According to the news agency PTI, the exercise follows directions from Prime Minister Narendra Modi to “transform the entire ecosystem of awards” in order to build credibility and trust by focussing on transparency and objectivity in the selection process.

In May, the home secretary had asked all ministries to rationalise awards given by them.

As a consequence of the meeting, the Department of Science and Technology (DST) has decided to cut its number of awards from 207 to just four. It will now hand out only national awards and will discontinue private endowments; lecture, scholarship and fellowship-based awards; and Internal Awards.

Instead of scholarship or fellowship-based awards, the department may start a new scheme with a suitable honorarium with “full justification and detailed guidelines”. Some of the internal awards may be merged with the proposed schemes for scholarship or fellowship.

The Department could start a new scheme for scholarship/fellowship with “suitable honorarium and full justification and detailed guidelines”, the minutes said.

The Ministry of Earth Sciences, the Department of Space and the Department of Atomic Energy have been asked to institute new awards of “very high stature” after scrapping the existing awards.

According to The Hindu, the Atomic Energy Department will do away with all of its awards – including 25 performance-based ones and 13 non-core domain awards –  for the new award “of very high stature”. The Indian Space Research Organisation will discontinue three internal awards and instead give a national-level award of a “very high stature”.

The Ministry of Earth Sciences will now hand out just one national award instead of four. The Dr. Anna Mani Award for women scientists will be merged with “awards given to women by other departments like the Ministry of Women and Child Development” and the other three awards will be discontinued and replaced by a “new national award”, the officials decided.

Also Read: Can a Scientist Working in India Win a Science Nobel By 2035?

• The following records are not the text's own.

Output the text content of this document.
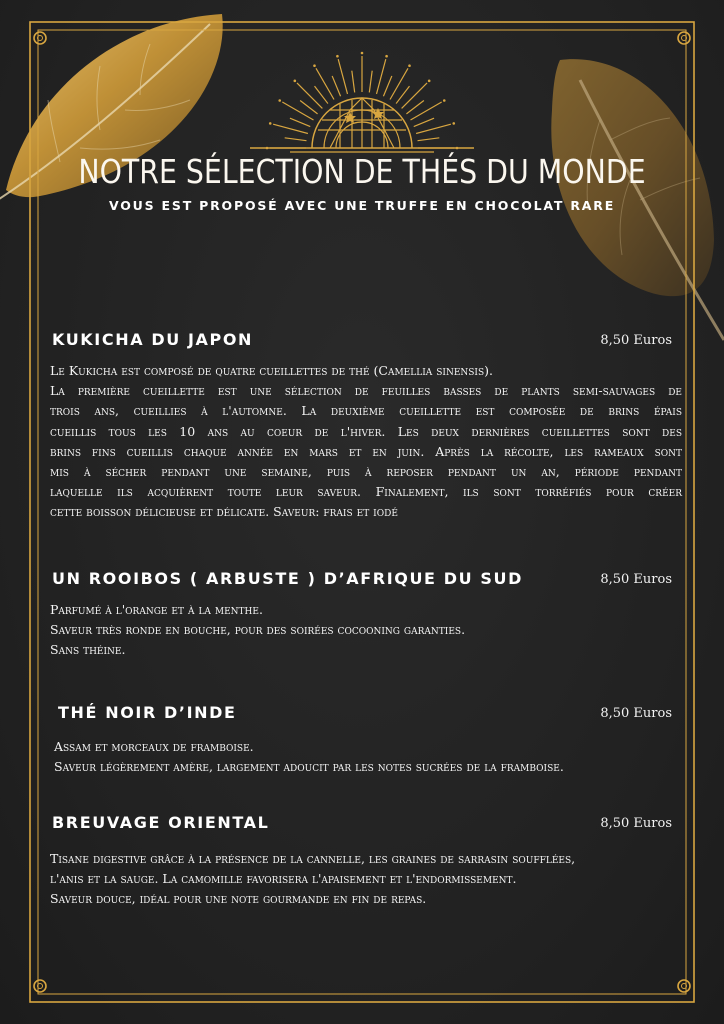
NOTRE SÉLECTION DE THÉS DU MONDE
VOUS EST PROPOSÉ AVEC UNE TRUFFE EN CHOCOLAT RARE
KUKICHA DU JAPON	8,50 Euros
Le Kukicha est composé de quatre cueillettes de thé (Camellia sinensis).
La première cueillette est une sélection de feuilles basses de plants semi-sauvages de
trois ans, cueillies à l'automne. La deuxième cueillette est composée de brins épais
cueillis tous les 10 ans au coeur de l'hiver. Les deux dernières cueillettes sont des
brins fins cueillis chaque année en mars et en juin. Après la récolte, les rameaux sont
mis à sécher pendant une semaine, puis à reposer pendant un an, période pendant
laquelle ils acquièrent toute leur saveur. Finalement, ils sont torréfiés pour créer
cette boisson délicieuse et délicate. Saveur: frais et iodé
UN ROOIBOS ( ARBUSTE ) D’AFRIQUE DU SUD	8,50 Euros
Parfumé à l'orange et à la menthe.
Saveur très ronde en bouche, pour des soirées cocooning garanties.
Sans théine.
THÉ NOIR D’INDE	8,50 Euros
Assam et morceaux de framboise.
Saveur légèrement amère, largement adoucit par les notes sucrées de la framboise.
BREUVAGE ORIENTAL	8,50 Euros
Tisane digestive grâce à la présence de la cannelle, les graines de sarrasin soufflées,
l'anis et la sauge. La camomille favorisera l'apaisement et l'endormissement.
Saveur douce, idéal pour une note gourmande en fin de repas.
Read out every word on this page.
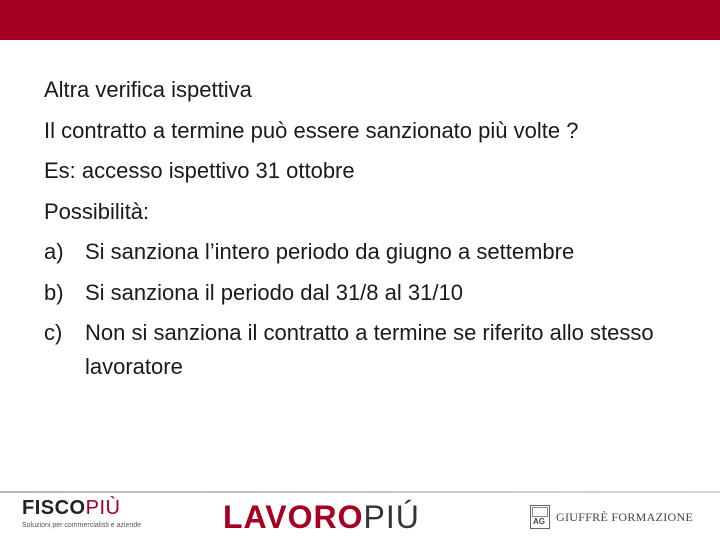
Altra verifica ispettiva
Il contratto a termine può essere sanzionato più volte ?
Es: accesso ispettivo 31 ottobre
Possibilità:
a) Si sanziona l’intero periodo da giugno a settembre
b) Si sanziona il periodo dal 31/8 al 31/10
c)	Non si sanziona il contratto a termine se riferito allo stesso lavoratore
FISCOPIÙ
Soluzioni per commercialisti e aziende	LAVOROPIÚ	AG GIUFFRÈ FORMAZIONE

Shanti Swarup Bhatnagar award to continue

Meanwhile, the Council of Scientific Research (CSIR) will continue six of its seven awards. Only the Shanti Swarup Bhatnagar (SSB) Awards – given annually to accomplished scientists under 45 across departments on September 26, the institute’s foundation Day – will be continued. According to The Hindu, the awards were to be announced on Monday but were not. The newspaper said it couldn’t immediately confirm if this was linked to the meeting.

Saying the SSB should continue because it is a “high stature award”, the officials at the meeting discussed the possibility of giving a “lump sum amount” in place of monthly remuneration – but no final decision was taken. However, the monthly allowance will now be given to winners for 15 years, instead of the earlier 20.

The health ministry will “rationalise” 51 Florence Nightingale awards given to nurses and “suspend” three national awards by the National Medical Council.

The Department of Health Research will also scrap its 37 awards, including 32 endowment awards, and convert the Calcutta National Medical College (CNMC) Short Term Studentship (STS) Excellence Award into a research grant. A review meeting in this regard will be held by the Prime Minister’s Office soon, the home secretary said.

The meeting was attended by secretaries and senior officials of the Department of Science and Technology, Department of Biotechnology, Ministry of Earth Sciences, the Council of Scientific and Industrial Research, Department of Atomic Energy and representatives from the Department of Health Research – Indian Council for Medical Research and the Office of the Principal Scientific Advisor to the Government of India.